Dib raised a hand to stop her. "You don't have to say a thing, Ms. Pierce." Vivian blinked in surprise. "I know he's really weird and full of himself. But he's super sensitive too, so if you could let him down gently, my sister and I would really appreciate it. That's all we're asking."
Thoroughly relieved, Vivian smiled as she put a hand on Dib's shoulder and gave it a squeeze. "I hope this doesn't affect our professional relationship in any way."
"No, no, of course not. We're cool." Together, the writer and the writer's assistant continued their walk, and their animated conversation, down the street, with only half of the pair aware of the shadow that followed them.

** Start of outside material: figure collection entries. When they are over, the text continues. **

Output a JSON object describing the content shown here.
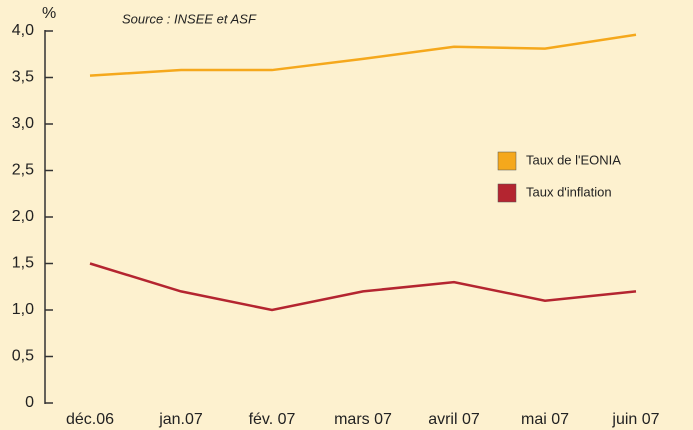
{
  "chart_data": {
    "type": "line",
    "y_label": "%",
    "annotation": "Source : INSEE et ASF",
    "categories": [
      "déc.06",
      "jan.07",
      "fév. 07",
      "mars 07",
      "avril 07",
      "mai 07",
      "juin 07"
    ],
    "series": [
      {
        "name": "Taux de l'EONIA",
        "color": "#f5a81c",
        "values": [
          3.52,
          3.58,
          3.58,
          3.7,
          3.83,
          3.81,
          3.96
        ]
      },
      {
        "name": "Taux d'inflation",
        "color": "#b42530",
        "values": [
          1.5,
          1.2,
          1.0,
          1.2,
          1.3,
          1.1,
          1.2
        ]
      }
    ],
    "ylim": [
      0,
      4
    ],
    "yticks": [
      0,
      {
        "value": 0.5,
        "label": "0,5"
      },
      {
        "value": 1,
        "label": "1,0"
      },
      {
        "value": 1.5,
        "label": "1,5"
      },
      {
        "value": 2,
        "label": "2,0"
      },
      {
        "value": 2.5,
        "label": "2,5"
      },
      {
        "value": 3,
        "label": "3,0"
      },
      {
        "value": 3.5,
        "label": "3,5"
      },
      {
        "value": 4,
        "label": "4,0"
      }
    ],
    "legend": "right"
  }
}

Lucas, perched on a rooftop, smirked when Vivian scowled at him over her shoulder, and mouthed go away, before turning her attention back to Dib.
"Aliens," the vampire mused to himself, shaking his comely head. "Garbage. Total garbage. This won't last."
And with that, he faded away into the night. He was confident that his lovely little Vivie would come to her senses soon, and remember her debt to him, which, as he would have to remind her, one way or another, was for life.